Öncelikle yaratım makinesinin kendisinden söz edelim, onun nasıl çalıştığından ve onun içine yerleştireceğiniz şeyleri nasıl dikkatle seçmeniz gerektiğinden. En tepede yaratımlarınızı içine attığınız bir sepet varmış gibi düşünebilirsiniz. Siz bunların hepsini dünyanızda en kısa sürede tezahür ettirmeye çalışırsınız. Ama en üstte hangisi olursa olsun, ilk tezahür edenler her zaman en çok duyguyla yüklü olanlardır. En büyük yaratım duyguları korku ve öfkedir Sevgili Varlıklar. Bu olumsuz duygular size karşı kullanılabilir ve sık sık da kullanılır. Dünyada görmek istediğiniz şeyler kalbinizde nasıl bir his oluşturuyor?

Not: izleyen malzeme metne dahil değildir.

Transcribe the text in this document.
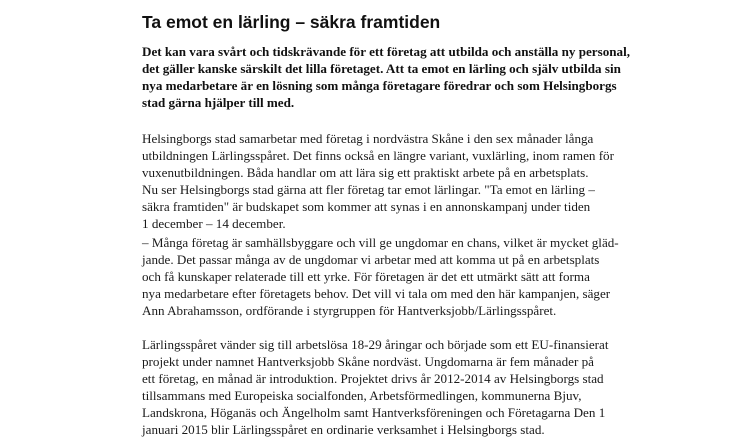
Ta emot en lärling – säkra framtiden

Det kan vara svårt och tidskrävande för ett företag att utbilda och anställa ny personal,
det gäller kanske särskilt det lilla företaget. Att ta emot en lärling och själv utbilda sin
nya medarbetare är en lösning som många företagare föredrar och som Helsingborgs
stad gärna hjälper till med.

Helsingborgs stad samarbetar med företag i nordvästra Skåne i den sex månader långa
utbildningen Lärlingsspåret. Det finns också en längre variant, vuxlärling, inom ramen för
vuxenutbildningen. Båda handlar om att lära sig ett praktiskt arbete på en arbetsplats.
Nu ser Helsingborgs stad gärna att fler företag tar emot lärlingar. "Ta emot en lärling –
säkra framtiden" är budskapet som kommer att synas i en annonskampanj under tiden
1 december – 14 december.

– Många företag är samhällsbyggare och vill ge ungdomar en chans, vilket är mycket gläd-
jande. Det passar många av de ungdomar vi arbetar med att komma ut på en arbetsplats
och få kunskaper relaterade till ett yrke. För företagen är det ett utmärkt sätt att forma
nya medarbetare efter företagets behov. Det vill vi tala om med den här kampanjen, säger
Ann Abrahamsson, ordförande i styrgruppen för Hantverksjobb/Lärlingsspåret.

Lärlingsspåret vänder sig till arbetslösa 18-29 åringar och började som ett EU-finansierat
projekt under namnet Hantverksjobb Skåne nordväst. Ungdomarna är fem månader på
ett företag, en månad är introduktion. Projektet drivs år 2012-2014 av Helsingborgs stad
tillsammans med Europeiska socialfonden, Arbetsförmedlingen, kommunerna Bjuv,
Landskrona, Höganäs och Ängelholm samt Hantverksföreningen och Företagarna Den 1
januari 2015 blir Lärlingsspåret en ordinarie verksamhet i Helsingborgs stad.
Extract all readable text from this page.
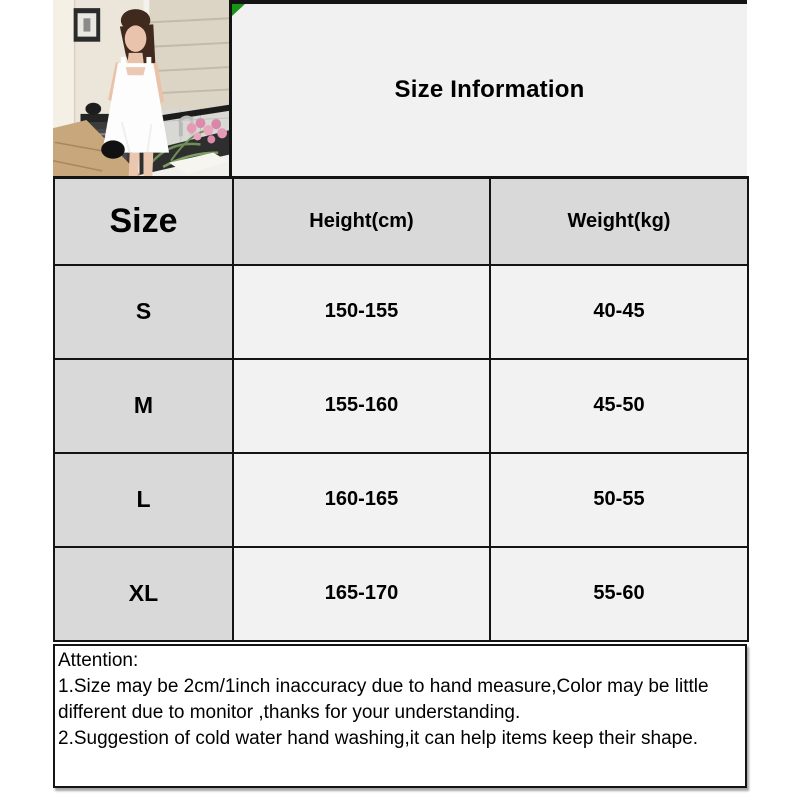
Size Information
Size	Height(cm)	Weight(kg)
S	150-155	40-45
M	155-160	45-50
L	160-165	50-55
XL	165-170	55-60
Attention:
1.Size may be 2cm/1inch inaccuracy due to hand measure,Color may be little different due to monitor ,thanks for your understanding.
2.Suggestion of cold water hand washing,it can help items keep their shape.
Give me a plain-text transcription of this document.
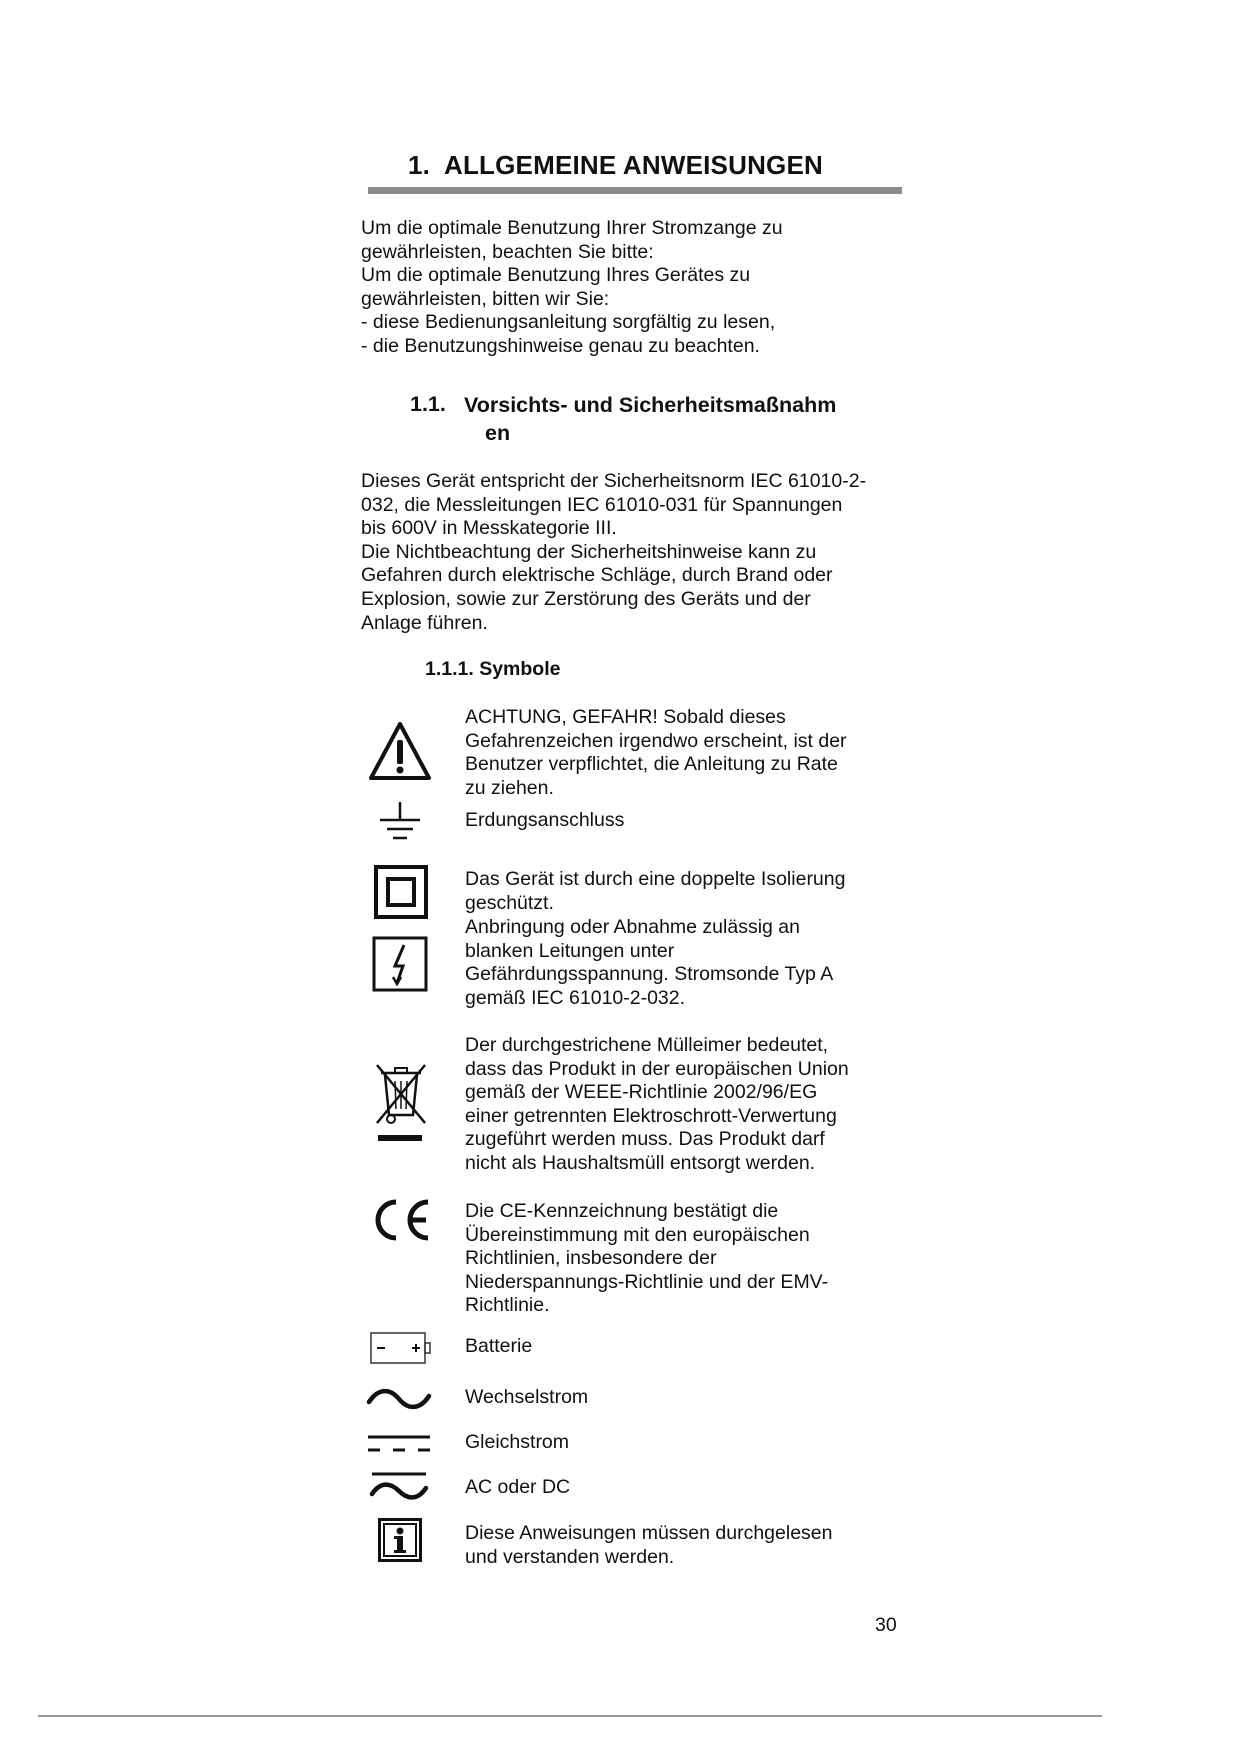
1. ALLGEMEINE ANWEISUNGEN
Um die optimale Benutzung Ihrer Stromzange zu
gewährleisten, beachten Sie bitte:
Um die optimale Benutzung Ihres Gerätes zu
gewährleisten, bitten wir Sie:
- diese Bedienungsanleitung sorgfältig zu lesen,
- die Benutzungshinweise genau zu beachten.
1.1. Vorsichts- und Sicherheitsmaßnahm
en
Dieses Gerät entspricht der Sicherheitsnorm IEC 61010-2-
032, die Messleitungen IEC 61010-031 für Spannungen
bis 600V in Messkategorie III.
Die Nichtbeachtung der Sicherheitshinweise kann zu
Gefahren durch elektrische Schläge, durch Brand oder
Explosion, sowie zur Zerstörung des Geräts und der
Anlage führen.
1.1.1. Symbole
ACHTUNG, GEFAHR! Sobald dieses
Gefahrenzeichen irgendwo erscheint, ist der
Benutzer verpflichtet, die Anleitung zu Rate
zu ziehen.
Erdungsanschluss
Das Gerät ist durch eine doppelte Isolierung
geschützt.
Anbringung oder Abnahme zulässig an
blanken Leitungen unter
Gefährdungsspannung. Stromsonde Typ A
gemäß IEC 61010-2-032.
Der durchgestrichene Mülleimer bedeutet,
dass das Produkt in der europäischen Union
gemäß der WEEE-Richtlinie 2002/96/EG
einer getrennten Elektroschrott-Verwertung
zugeführt werden muss. Das Produkt darf
nicht als Haushaltsmüll entsorgt werden.
Die CE-Kennzeichnung bestätigt die
Übereinstimmung mit den europäischen
Richtlinien, insbesondere der
Niederspannungs-Richtlinie und der EMV-
Richtlinie.
Batterie
Wechselstrom
Gleichstrom
AC oder DC
Diese Anweisungen müssen durchgelesen
und verstanden werden.
30
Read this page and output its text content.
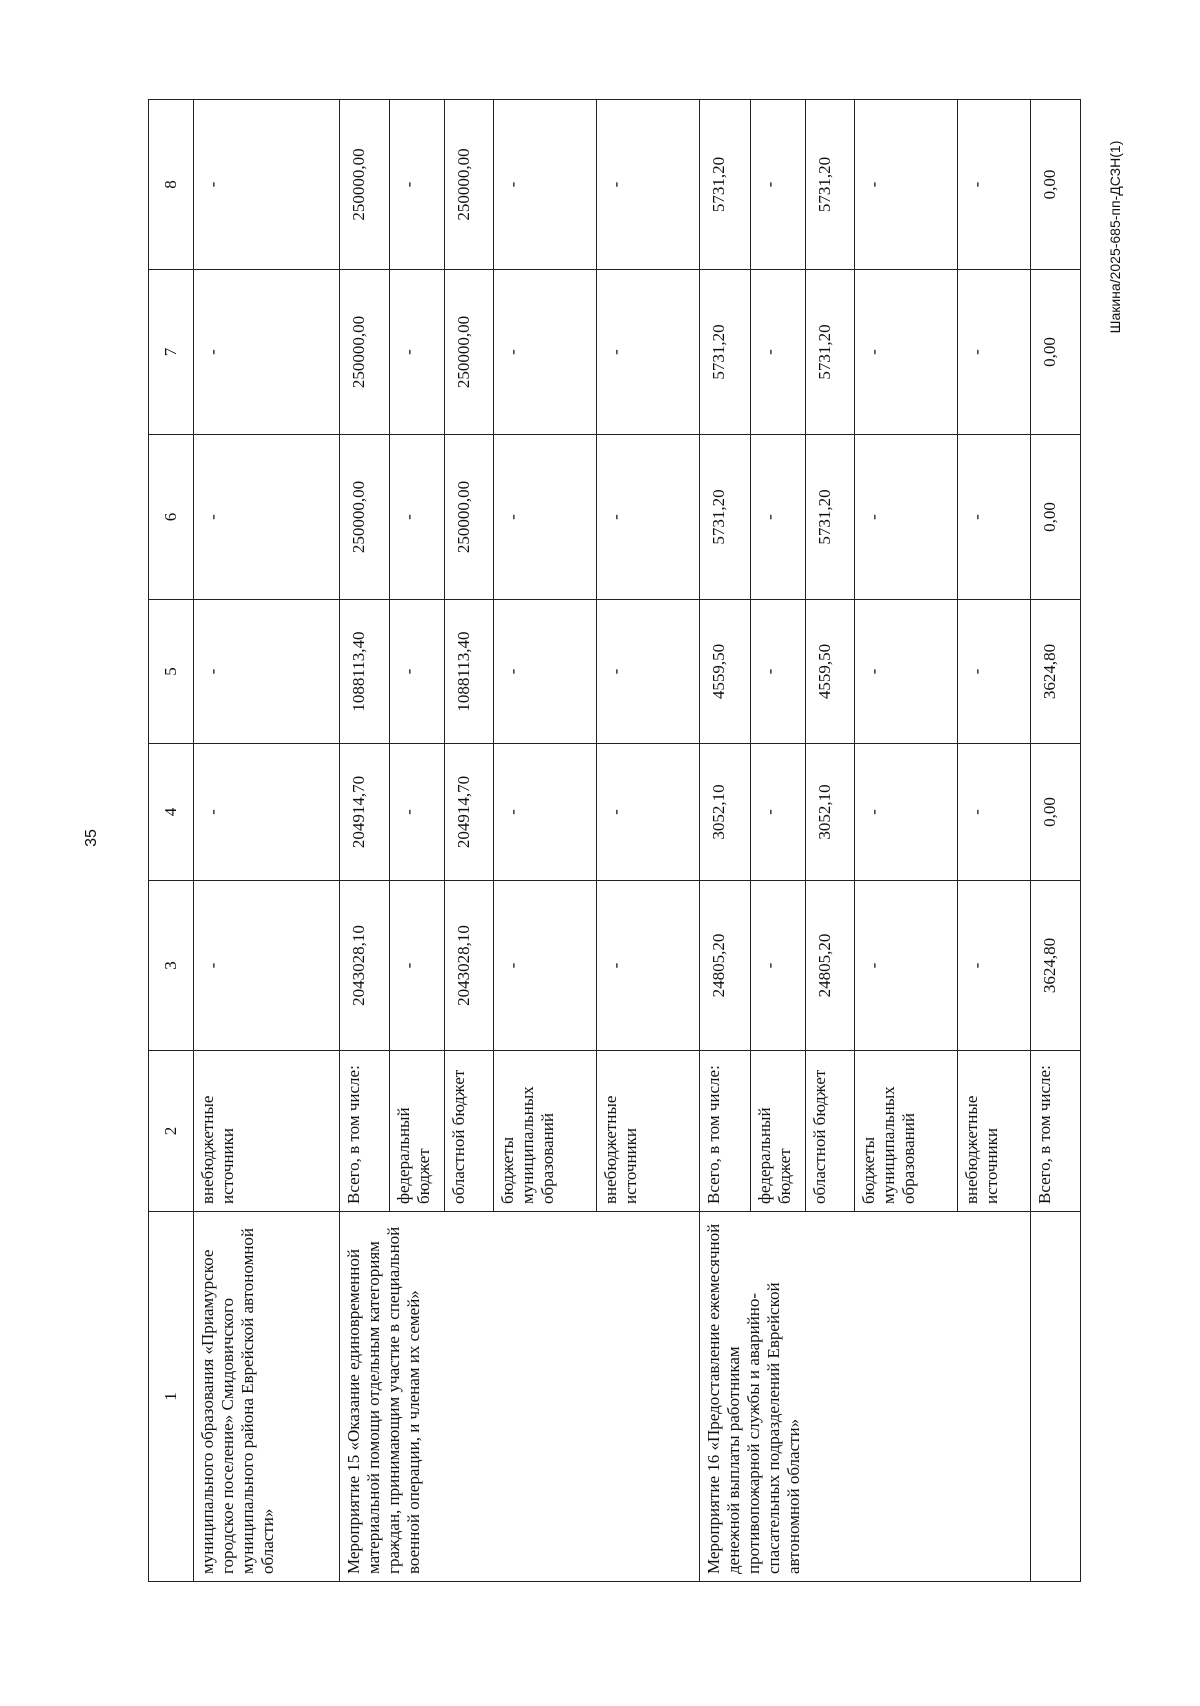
35
Шакина/2025-685-пп-ДСЗН(1)
1	2	3	4	5	6	7	8
муниципального образования «Приамурское городское поселение» Смидовичского муниципального района Еврейской автономной области»	внебюджетные источники	-	-	-	-	-	-
Мероприятие 15 «Оказание единовременной материальной помощи отдельным категориям граждан, принимающим участие в специальной военной операции, и членам их семей»	Всего, в том числе:	2043028,10	204914,70	1088113,40	250000,00	250000,00	250000,00
	федеральный бюджет	-	-	-	-	-	-
	областной бюджет	2043028,10	204914,70	1088113,40	250000,00	250000,00	250000,00
	бюджеты муниципальных образований	-	-	-	-	-	-
	внебюджетные источники	-	-	-	-	-	-
Мероприятие 16 «Предоставление ежемесячной денежной выплаты работникам противопожарной службы и аварийно-спасательных подразделений Еврейской автономной области»	Всего, в том числе:	24805,20	3052,10	4559,50	5731,20	5731,20	5731,20
	федеральный бюджет	-	-	-	-	-	-
	областной бюджет	24805,20	3052,10	4559,50	5731,20	5731,20	5731,20
	бюджеты муниципальных образований	-	-	-	-	-	-
	внебюджетные источники	-	-	-	-	-	-
	Всего, в том числе:	3624,80	0,00	3624,80	0,00	0,00	0,00
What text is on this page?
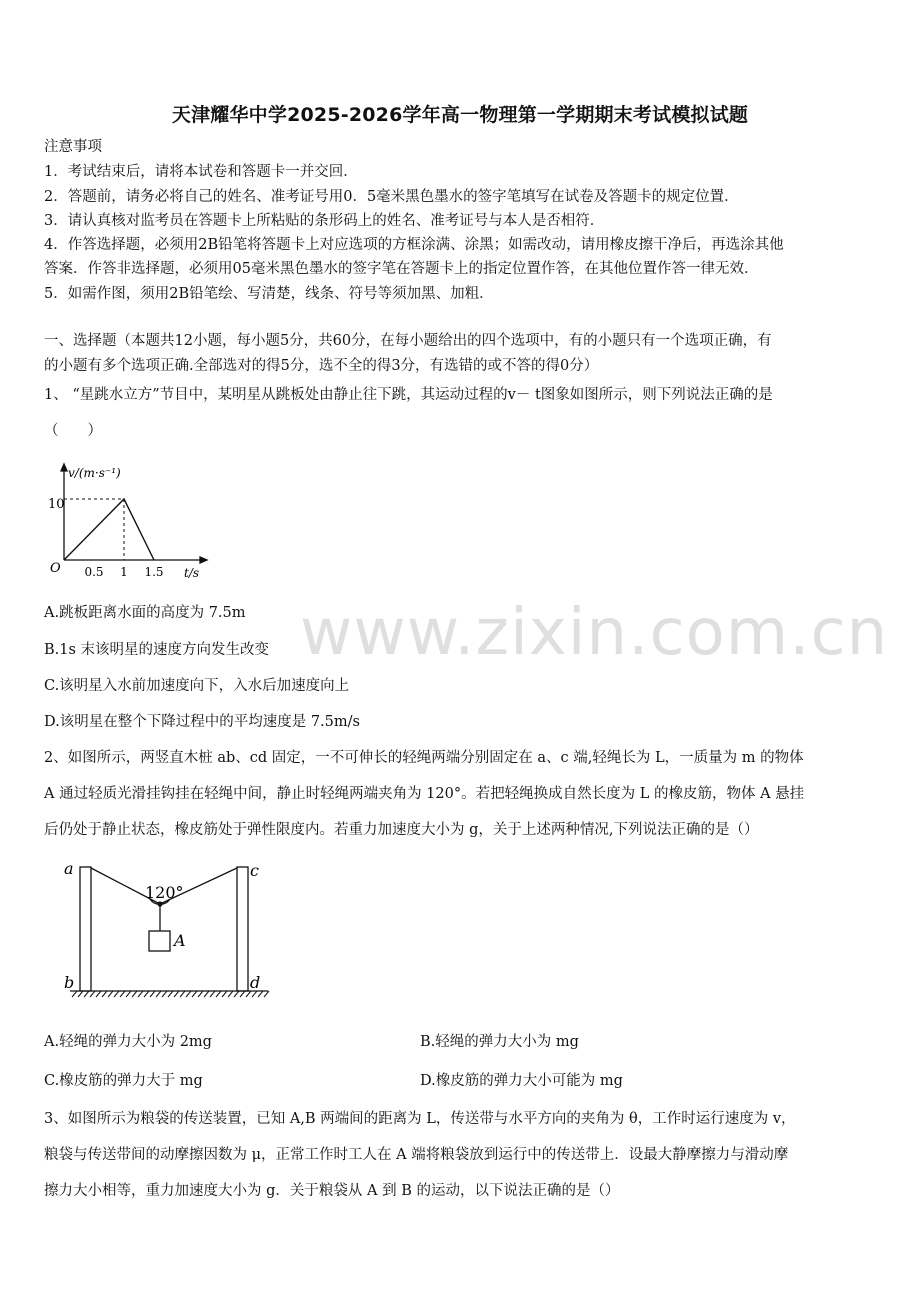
天津耀华中学2025-2026学年高一物理第一学期期末考试模拟试题
注意事项
1．考试结束后，请将本试卷和答题卡一并交回．
2．答题前，请务必将自己的姓名、准考证号用0．5毫米黑色墨水的签字笔填写在试卷及答题卡的规定位置．
3．请认真核对监考员在答题卡上所粘贴的条形码上的姓名、准考证号与本人是否相符．
4．作答选择题，必须用2B铅笔将答题卡上对应选项的方框涂满、涂黑；如需改动，请用橡皮擦干净后，再选涂其他
答案．作答非选择题，必须用05毫米黑色墨水的签字笔在答题卡上的指定位置作答，在其他位置作答一律无效．
5．如需作图，须用2B铅笔绘、写清楚，线条、符号等须加黑、加粗．
一、选择题（本题共12小题，每小题5分，共60分，在每小题给出的四个选项中，有的小题只有一个选项正确，有
的小题有多个选项正确.全部选对的得5分，选不全的得3分，有选错的或不答的得0分）
1、 “星跳水立方”节目中，某明星从跳板处由静止往下跳，其运动过程的v－ t图象如图所示，则下列说法正确的是
（　　）
v/(m·s⁻¹)
10
O 0.5 1 1.5 t/s
www.zixin.com.cn
A.跳板距离水面的高度为 7.5m
B.1s 末该明星的速度方向发生改变
C.该明星入水前加速度向下，入水后加速度向上
D.该明星在整个下降过程中的平均速度是 7.5m/s
2、如图所示，两竖直木桩 ab、cd 固定，一不可伸长的轻绳两端分别固定在 a、c 端,轻绳长为 L，一质量为 m 的物体
A 通过轻质光滑挂钩挂在轻绳中间，静止时轻绳两端夹角为 120°。若把轻绳换成自然长度为 L 的橡皮筋，物体 A 悬挂
后仍处于静止状态，橡皮筋处于弹性限度内。若重力加速度大小为 g，关于上述两种情况,下列说法正确的是（）
a
b
c
d
120°
A
A.轻绳的弹力大小为 2mg	B.轻绳的弹力大小为 mg
C.橡皮筋的弹力大于 mg	D.橡皮筋的弹力大小可能为 mg
3、如图所示为粮袋的传送装置，已知 A,B 两端间的距离为 L，传送带与水平方向的夹角为 θ，工作时运行速度为 v，
粮袋与传送带间的动摩擦因数为 μ，正常工作时工人在 A 端将粮袋放到运行中的传送带上．设最大静摩擦力与滑动摩
擦力大小相等，重力加速度大小为 g．关于粮袋从 A 到 B 的运动，以下说法正确的是（）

Evet, her zaman içinden çıkamadığınız işler vardır. Enerjiyi dengelemeniz ve size neyin iyi geldiğini bulmanız gerekir. Bu çok basit olsa da pek kolay değildir. Bazen televizyon izlerken veya haberleri okurken içiniz kararır. Bunlar sizi besliyor mu yoksa öfkelendiriyor mu? Yoksa, dünyanın sizin inanç sistemlerinize uymayan bir yönde ilerlediğini gördükçe hayal kırıklığı mı hissediyorsunuz? Sevgili Varlıklar, kendinizi sürekli neye açtığınıza çok dikkat edin. Eğer her bakımdan yaratıcı varlıklar olduğunuzu idrak edebilirseniz, bununla yapabileceklerinizi görmek inanılmazdır.

Vagus Siniri

Biz, kulaklarınızın arkasından başlayarak vücudunuzun birçok bölümünden geçen vagus sinirinden daha önce çok söz ettik. Bu sinir, otonom sinir sisteminin yarısını oluşturur ve aynı bir kas gibi çalıştırılabilir. Bu siniri meditasyon, dua veya kendinizi merkezlemek için kullandığınız herhangi bir yöntemle çalıştırabilirsiniz. Bu, ruhunuzun beden giysinizde rahatça dolaşmasını ve dünyayla etkileşime girmesini sağlar. Bunu perdenin bu tarafından izlemek çok güzeldir.

Sevgili Varlıklar, sizler gözlerinde bağ olan çok sihirli varlıklarsınız. Sizin gerçekte kim olduğunuzu görmeniz çok zordur ama biz sizi görüyoruz. Peki, kafanızla kalbinizi dengelediğinizde ne olur? Gerçekten çok harika bir şey hissettiğinizde, vagus siniriniz o enerjinin içinde aydınlanır. Evrene bir sinyal yollar ve benzer titreşimde enerjileri çeker. Bu nedenle ağzınızdan çıkan sözlere dikkat etmeniz gerekir. Unutmayın, evrenin sizin tüm taleplerinize tek bir cevabı vardır: “Ve öyle de oldu!” Siz ne söylerseniz söyleyin, evren “Evet” diye yanıt verir çünkü aynı titreşimi geri gönderir.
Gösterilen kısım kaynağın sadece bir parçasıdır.